Mensalmente, também poupam 5% a 10% da renda para comprar à vista produtos de maior valor. ''O que sobra, utilizamos com lazer e imprevistos'', revela. Adepto de manter poucas dívidas para garantir a saúde financeira, o casal raramente faz compras parceladas em mais de três vezes. ''Também conversamos antes de comprar qualquer coisa.
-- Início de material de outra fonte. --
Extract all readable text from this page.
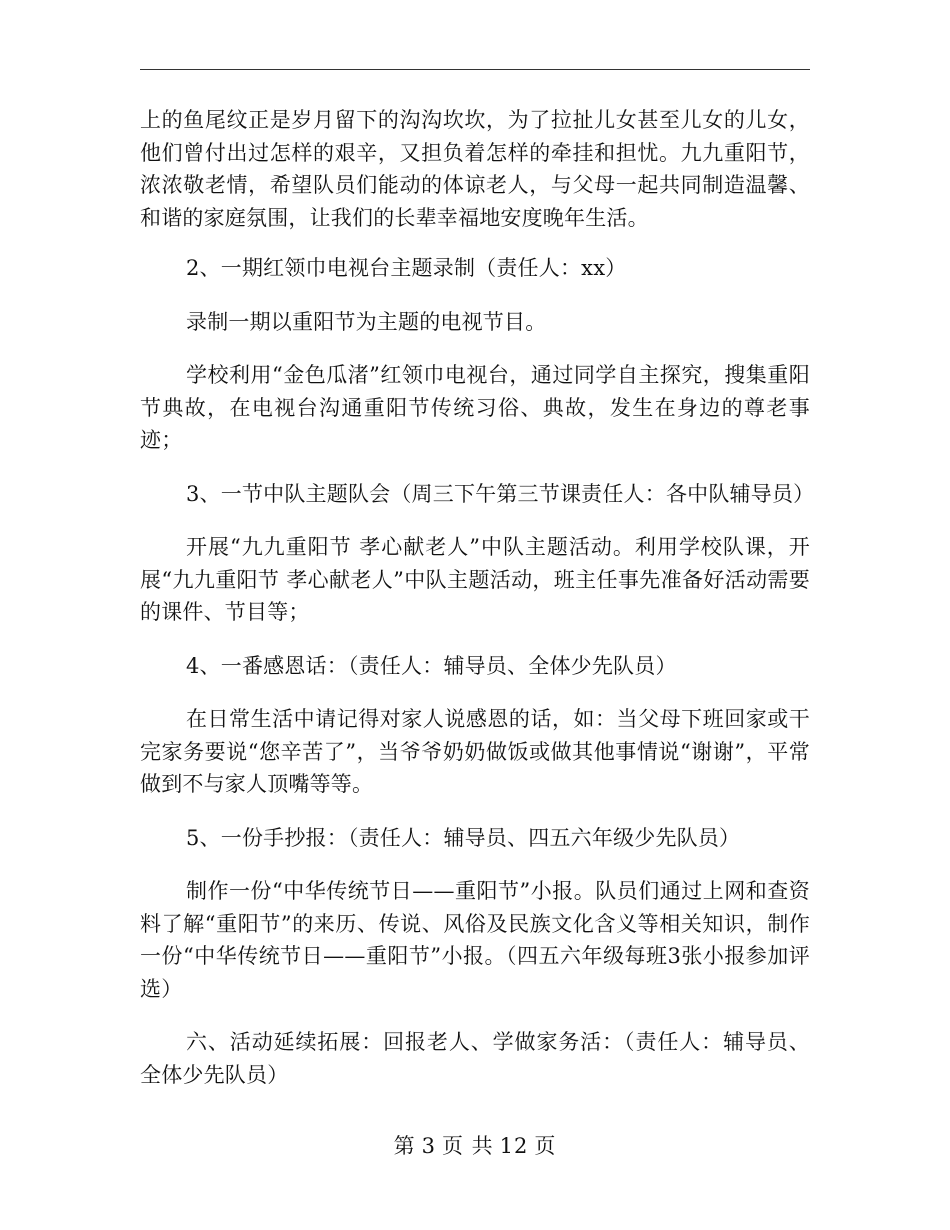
上的鱼尾纹正是岁月留下的沟沟坎坎，为了拉扯儿女甚至儿女的儿女，他们曾付出过怎样的艰辛，又担负着怎样的牵挂和担忧。九九重阳节，浓浓敬老情，希望队员们能动的体谅老人，与父母一起共同制造温馨、和谐的家庭氛围，让我们的长辈幸福地安度晚年生活。

2、一期红领巾电视台主题录制（责任人：xx）

录制一期以重阳节为主题的电视节目。

学校利用“金色瓜渚”红领巾电视台，通过同学自主探究，搜集重阳节典故，在电视台沟通重阳节传统习俗、典故，发生在身边的尊老事迹；

3、一节中队主题队会（周三下午第三节课责任人：各中队辅导员）

开展“九九重阳节 孝心献老人”中队主题活动。利用学校队课，开展“九九重阳节 孝心献老人”中队主题活动，班主任事先准备好活动需要的课件、节目等；

4、一番感恩话：（责任人：辅导员、全体少先队员）

在日常生活中请记得对家人说感恩的话，如：当父母下班回家或干完家务要说“您辛苦了”，当爷爷奶奶做饭或做其他事情说“谢谢”，平常做到不与家人顶嘴等等。

5、一份手抄报：（责任人：辅导员、四五六年级少先队员）

制作一份“中华传统节日——重阳节”小报。队员们通过上网和查资料了解“重阳节”的来历、传说、风俗及民族文化含义等相关知识，制作一份“中华传统节日——重阳节”小报。（四五六年级每班3张小报参加评选）

六、活动延续拓展：回报老人、学做家务活：（责任人：辅导员、全体少先队员）

第 3 页 共 12 页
Nunca agimos por impulso.''
A funcionária pública Amanda Cristina Andrello Costa, 29, e o marido, o professor Camillo Carlo Lucas Serafim, 31, sabem que o melhor jeito de comprar é através da poupança para aquisição dos bens à vista e com desconto. Diante do volume das despesas mensais, porém, eles nem sempre conseguem guardar dinheiro. Por isso, lançam mão das compras parceladas quando querem ou precisam adquirir um produto de maior valor.
''Pesquisamos bastante e normalmente compramos pela internet em promoções que vendem em várias parcelas sem juros. Pelos sites, o parcelamento é normalmente mais longo'', conta Amanda, que consome principalmente eletrodomésticos e eletroeletrônicos dessa forma.
Atualmente honrando seis parcelamentos, o casal possui até um espaço para essas dívidas na planilha mensal de controle de gastos. Os apelos do comércio, entretanto, não influenciam a contratação de novas dívidas. ''Só compramos quando estamos interessados no produto'', garante.